Classroom Procedures in Candyland
Candyland Classroom Details!
2020 Update: Here is a more recent post about how I put my Candyland Classroom Transformation together in 2020.
If you saw my post about my Candyland Classroom Transformation I put together after the first week of school, you saw my decorations and my inspiration. This post is about the content that I used within the classroom transformation.
This classroom transformation was unique for me because it reviewed middle school classroom procedures rather than Latin content. Teaching the first week of school is an art I am eternally perfecting, and this past year I attempted to teach no Latin content and all procedural content. I aimed to expose my students to every classroom activity we would see throughout the year, and then teach and model what I expected from them during those classroom activities.
For example, I need students to know which activities allow loud and excited engagement, and which activities require patience and quiet students. As I began compiling the aesthetics for a Candyland classroom transformation, I simultaneously started a list of challenges for my students that reflected the classroom procedures that had been taught that first week of school.
How my life-size Candyland classroom game worked: I gave these instructions to my students.
Read the top challenge card
Complete the challenge
Show your completed challenge to the teacher
Once approved, your team may spin the wheel
Move your gummy bear piece to the color that you spun
Pick up next top challenge card
What Were the Challenges Themselves?
Each challenge sheet used a Candyland font I found online and challenge instructions on the back.
I included a variety of challenges in the challenge draw card pile.
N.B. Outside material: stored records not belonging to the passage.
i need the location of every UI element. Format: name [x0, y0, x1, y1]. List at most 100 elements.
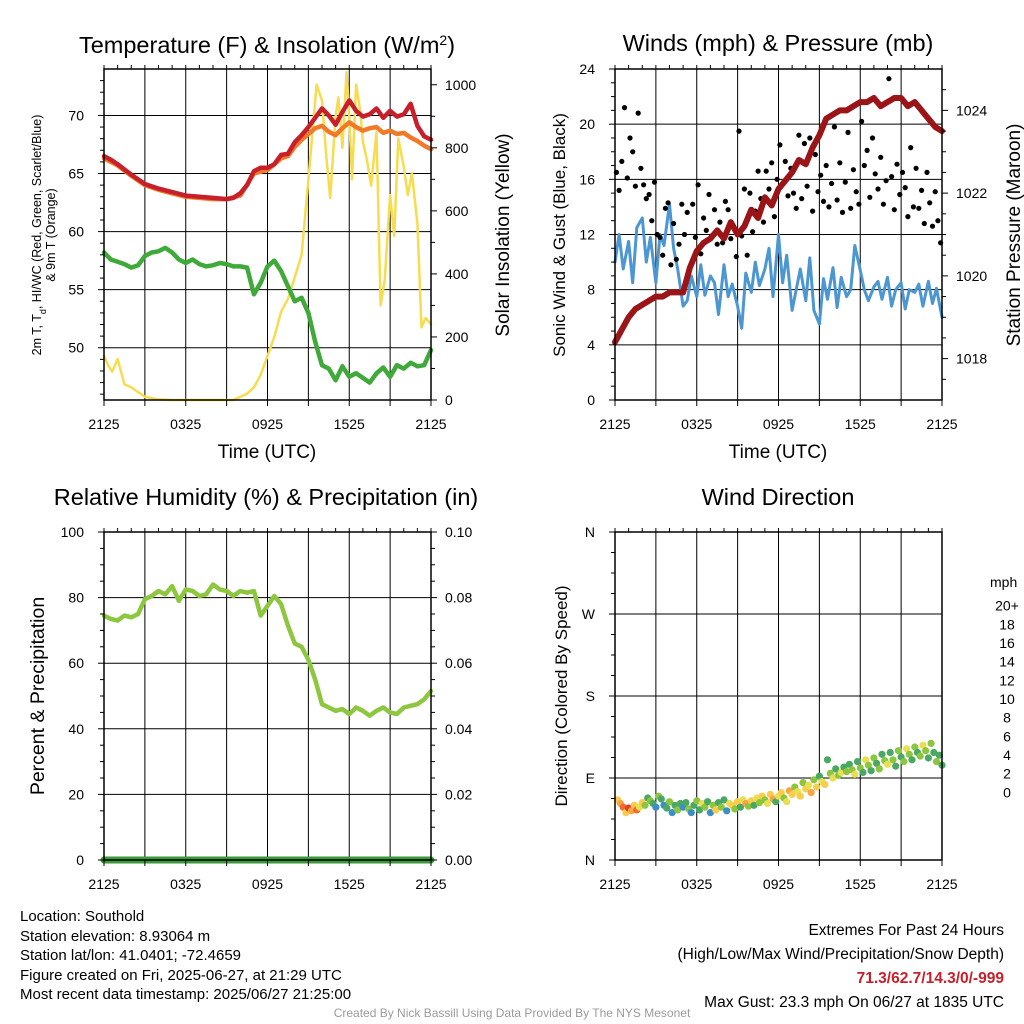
gust-point [651, 179, 658, 185]
gust-point [777, 142, 783, 148]
temperature-series [101, 70, 434, 402]
wind-direction-point [930, 748, 938, 757]
gust-point [646, 191, 652, 198]
x-tick-label: 1525 [845, 416, 876, 432]
x-tick-label: 0925 [763, 416, 794, 432]
y-tick-label: 0 [587, 392, 595, 408]
y-right-tick-label: 1024 [956, 102, 987, 118]
gust-point [635, 110, 641, 116]
gust-point [690, 201, 696, 207]
gust-point [891, 207, 897, 213]
temperature-line [101, 98, 434, 202]
gust-point [755, 168, 761, 174]
gust-point [662, 205, 669, 211]
gust-point [793, 205, 799, 211]
wind-direction-point [919, 741, 927, 749]
wind-direction-point [864, 761, 873, 769]
gust-point [616, 187, 622, 193]
wind-direction-point [859, 768, 867, 777]
winds-xlabel: Time (UTC) [729, 442, 828, 463]
extremes-values: 71.3/62.7/14.3/0/-999 [856, 970, 1004, 987]
humidity-ylabel: Percent & Precipitation [27, 597, 49, 795]
wind-direction-point [908, 756, 916, 764]
gust-point [771, 214, 778, 220]
wind-direction-point [701, 803, 709, 811]
y-right-tick-label: 0.00 [445, 852, 472, 868]
gust-point [929, 223, 936, 229]
wind-direction-point [843, 768, 851, 776]
gust-point [766, 186, 772, 192]
gust-point [665, 200, 671, 206]
gust-point [744, 252, 750, 258]
gust-point [785, 193, 791, 199]
pressure-line [612, 95, 945, 346]
credit-line: Created By Nick Bassill Using Data Provi… [333, 1006, 691, 1020]
dewpoint-line [101, 245, 434, 385]
gust-point [769, 160, 775, 166]
gust-point [935, 218, 941, 224]
wind-direction-point [764, 799, 772, 808]
winds-series [612, 76, 945, 346]
x-tick-label: 0325 [170, 416, 201, 432]
y-tick-label: N [585, 852, 595, 868]
y-tick-label: 0 [76, 852, 84, 868]
wind-direction-point [723, 807, 731, 815]
recent-timestamp: Most recent data timestamp: 2025/06/27 2… [20, 986, 352, 1004]
gust-point [823, 162, 829, 169]
wind-direction-point [772, 798, 780, 806]
winds-ylabel: Sonic Wind & Gust (Blue, Black) [550, 113, 569, 357]
wind-direction-point [788, 790, 796, 799]
wind-direction-point [935, 751, 943, 759]
gust-point [671, 220, 677, 227]
gust-point [679, 201, 685, 207]
wind-direction-point [682, 799, 690, 807]
gust-point [706, 191, 712, 198]
wind-direction-point [813, 783, 821, 791]
legend-label: 6 [1003, 728, 1011, 744]
y-tick-label: W [582, 606, 596, 622]
gust-point [681, 231, 688, 238]
gust-point [859, 118, 865, 124]
legend-label: 2 [1003, 766, 1011, 782]
wind-direction-point [810, 776, 818, 784]
gust-point [878, 154, 884, 160]
legend-label: 12 [999, 672, 1015, 688]
gust-point [875, 186, 881, 192]
humidity-precip-chart: Relative Humidity (%) & Precipitation (i… [27, 484, 478, 892]
wind-direction-points [614, 739, 946, 817]
gust-point [921, 220, 927, 227]
wind-direction-point [892, 762, 900, 770]
wind-direction-point [815, 772, 824, 780]
gust-point [782, 158, 788, 164]
wind-direction-point [665, 798, 674, 806]
wind-direction-point [720, 796, 728, 804]
gust-point [750, 229, 756, 235]
gust-point [741, 186, 748, 192]
extremes-fields: (High/Low/Max Wind/Precipitation/Snow De… [677, 946, 1005, 963]
y-right-tick-label: 1018 [956, 351, 987, 367]
figure-created: Figure created on Fri, 2025-06-27, at 21… [20, 966, 342, 984]
winds-chart-title: Winds (mph) & Pressure (mb) [623, 30, 934, 56]
y-right-tick-label: 0.04 [445, 721, 472, 737]
gust-point [703, 227, 709, 233]
gust-point [932, 189, 938, 195]
wind-direction-point [875, 765, 883, 773]
gust-point [927, 200, 933, 206]
y-right-tick-label: 0.02 [445, 786, 472, 802]
gust-point [872, 171, 878, 177]
gust-point [864, 147, 870, 153]
gust-point [889, 174, 895, 180]
gust-point [886, 76, 892, 82]
y-tick-label: 100 [61, 524, 85, 540]
y-tick-label: 16 [579, 171, 595, 187]
wind-direction-point [663, 804, 671, 812]
gust-point [714, 241, 720, 247]
gust-point [880, 201, 887, 207]
pressure-ylabel: Station Pressure (Maroon) [1004, 124, 1024, 347]
wind-direction-point [922, 747, 930, 755]
y-tick-label: N [585, 524, 595, 540]
gust-point [913, 165, 919, 171]
gust-point [861, 162, 867, 169]
gust-point [826, 204, 832, 210]
gust-point [692, 234, 699, 240]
The goal was to give the students ownership of our classroom procedures.
List these activities in order that students should be quietest to loudest
Take this practice quiz as a group but silently
Grade this quiz (since we had spent time talking about how their assignments were graded)
Write down English derivatives for these Latin words we introduced/review
Explain Civitates as if you were describing the rules to a Kindergartener (Civitates is a classroom game we play with unique rules we had gone over)
Here are some more examples of my challenges:
Task cards for my candyland classroom transformation are available for purchase here.
Classroom transformations are engaging at every level; I can envision a Candyland review as a first week of school lesson plan for elementary, middle, and high school levels.